Using data analytics to improve process efficiency will help companies to maintain a competitive edge. As industrial processes become more complex and technical, using targeted data will help to keep them manageable and streamlined.

For instance, manufacturing companies may use multiple machines and plant operations throughout product fabrication. Data analytics can identify any stages that are slowing production down, and alternative workflows or tweaks to existing ones can be implemented to speed things up.

Control loops are a major area for potential improvement in most plant processes. Research has shown that around 50% of control loops require fine-tuning; 25% are ineffective and 25% show declining performance over time. Approximately 33% of control loops are still manually controlled and 25% use commissioning parameters which are no longer applicable. Often, a control or systems engineer will singlehandedly manage dozens or even hundreds of control loops, making it impossible to achieve optimal performance. Data systems can help to alleviate all these control loop problems.
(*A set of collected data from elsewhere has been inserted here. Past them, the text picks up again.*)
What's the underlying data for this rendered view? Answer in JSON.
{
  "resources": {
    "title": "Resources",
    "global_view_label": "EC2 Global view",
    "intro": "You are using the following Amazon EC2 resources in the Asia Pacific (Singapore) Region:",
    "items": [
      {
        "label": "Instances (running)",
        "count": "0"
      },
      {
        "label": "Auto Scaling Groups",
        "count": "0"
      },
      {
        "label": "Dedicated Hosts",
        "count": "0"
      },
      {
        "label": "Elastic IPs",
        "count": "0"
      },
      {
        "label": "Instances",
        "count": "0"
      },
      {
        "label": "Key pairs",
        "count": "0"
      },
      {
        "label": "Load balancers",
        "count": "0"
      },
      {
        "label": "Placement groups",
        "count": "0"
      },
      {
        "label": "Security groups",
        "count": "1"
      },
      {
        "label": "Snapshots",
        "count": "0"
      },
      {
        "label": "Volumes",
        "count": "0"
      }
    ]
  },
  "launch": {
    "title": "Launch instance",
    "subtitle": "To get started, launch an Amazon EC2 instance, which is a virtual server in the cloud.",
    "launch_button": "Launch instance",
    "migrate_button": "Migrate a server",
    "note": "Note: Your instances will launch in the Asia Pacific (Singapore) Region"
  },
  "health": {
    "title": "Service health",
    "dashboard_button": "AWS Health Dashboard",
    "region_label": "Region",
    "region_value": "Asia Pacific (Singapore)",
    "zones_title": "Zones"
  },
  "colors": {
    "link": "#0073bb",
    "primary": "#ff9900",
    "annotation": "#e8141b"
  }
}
An effective process data system will:

  • Analyze control states and provide reports and KPI calculations
  • Provide hierarchical plant detail and overviews
  • Generate data-driven insights and optimization suggestions
  • Highlight maintenance issues or automatically take preventative actions
  • Create control loop reports and in some cases suggest improvements

 

Plant and Machinery Usage

As mentioned earlier, plant and machinery can be fitted with multiple wireless sensors to measure wear and tear. This means early intervention can be made before the machinery fails, creating a pro-active approach to maintenance, rather than a reactive one.

Well-implemented plant data analysis can minimize machine downtime and eliminate complete failure or serious damage.

Cybersecurity

Another key area that can be easily overlooked but is of critical importance in today’s world is cybersecurity. Experts warn that industrial cyber attacks are becoming more common and are likely to increase in the coming years.

Cyber attacks can take the form of stealing intellectual property or sabotage of operations. With global terrorism on the increase, large-scale industrial attacks designed to cause chaos will become more common. With effective data analysis and in-built security systems, any operational anomalies will be quickly flagged up, negating the risk of serious damage.

 

The future of data-driven plant performance optimization

As data collection and analysis systems and simulation software become more intelligent, the scope for predictive performance and automated responses will improve data-driven plant performance.

For instance, before integrating a new piece of machinery into a complex system, existing data can be coupled with advanced simulation modelling software and specification data from the manufacturer of the machinery to predict the effect it will have on production. The software can then suggest changes to the workflow or process without the need for an in-depth engineering study.

We are entering an exciting new phase in plant and machinery optimization, with data analytics and smart systems at the forefront of delivering efficiency and cost savings. Businesses that embrace these new technologies and methodologies will stay ahead and maintain a competitive edge in this fast-changing industrial landscape.